Neighbors, “Armageddon” and Trap-doors

Truth be told (and this is embarrassing), I am much better at talking about “neighborhood” then I am at simply being a neighbor.  I marvel at my buddy Tim Soerens who seems to integrate life with his surrounding community so effortlessly, knowing the people, passions and problems of his immediate time and space.  Me?  I have a hard time getting to know the middle-aged single recluse next door.  I have to ask Aimee to remind me the name of Donna’s husband across the street.  I struggle to make it to more than an occasional neighborhood-association meeting.  My hypocrisy is so insipid that, reading the Overlook Neighborhood monthly newsletter is the pinnacle of my dedication.  Shameful.

Thank God for my wife… (I feel like I should pause for a moment and just let those five words rest in the air around me…)

Where was I?  Oh yes.  Thank God for my wife.  She set up a “Know Your Neighborhood” meeting for last Wednesday.  It is a service of the City of Portland.

The concept is simple.  Anyone can volunteer their home.  The host provides coffee/refreshments and make a simple invitation to all their immediate neighbors (we invited everyone between the stop-signs along our block.)  Portland sends in two staff members with a forty-five minute presentation on the topics of disaster response (we were informed that a minimum 9-point earthquake was a mathematical certainty in the next decades AND that as a result our entire street would slip off the bluff and into the Willamette river… so it is nice to know that we will get the chance to live inside a Bruckheimer film.  Where do they find these presenters?) And the other topic is crime prevention.
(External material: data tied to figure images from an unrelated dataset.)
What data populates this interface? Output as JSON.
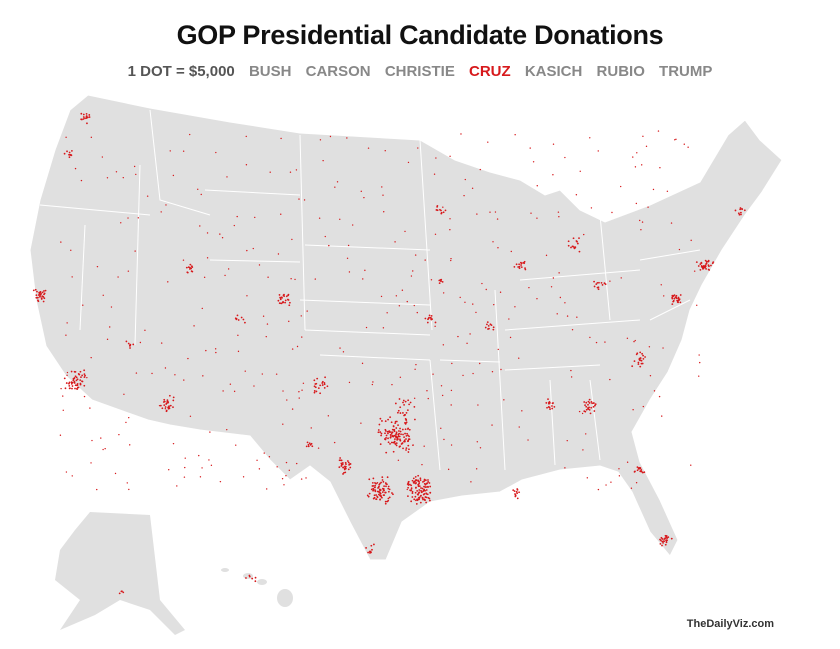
{
  "title": "GOP Presidential Candidate Donations",
  "legend": {
    "scale": "1 DOT = $5,000",
    "candidates": [
      "BUSH",
      "CARSON",
      "CHRISTIE",
      "CRUZ",
      "KASICH",
      "RUBIO",
      "TRUMP"
    ],
    "selected": "CRUZ"
  },
  "colors": {
    "land": "#e0e0e0",
    "border": "#ffffff",
    "dot": "#d7191c",
    "inactive": "#888888"
  },
  "credit": "TheDailyViz.com"
}
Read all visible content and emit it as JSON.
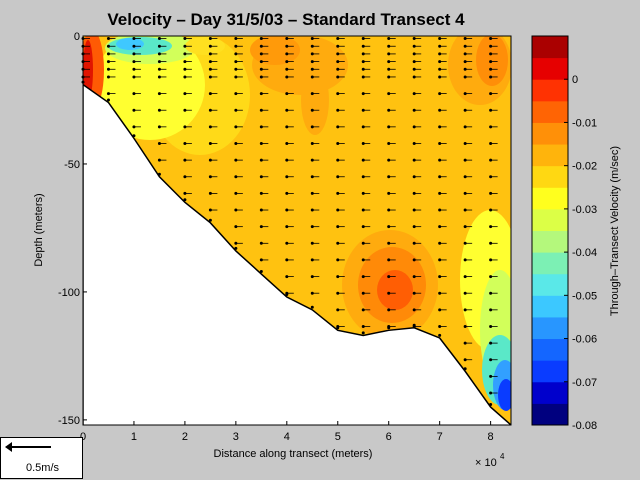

The ideas are fast-moving and they are committed to taking less than an hour of everybody’s time.  Plus, though a bit melodramatic, the topics are things that real people worry about but don’t know what to do.  They give only practical application and the attendees gets a surprisingly well designed guide to neighborhood integration/preparation.

The real brilliance of it for us though, is we get an almost effortless opportunity to host our street.  We get to open our home.  Our neighbors are full of gratitude that we would initiate such an important meeting.  And as if that is not enough, the group that came included two families that have lived on the street for almost forty years and they had great tales about our home’s previous inhabitants.

Who would have guessed that in the late sixties, quasi-British rockers lived in our house?  They painted every surface red, white and blue.  And in a moment of what I am sure can only be described as “rocker-brilliance” they had dug a hole in the middle of the kitchen floor for quick basement access.  I digress.

All that to say, we are working on this whole neighbor thing.  I am shocked by how unnatural it sometimes feels.  But I am equally encouraged by how easy it can be.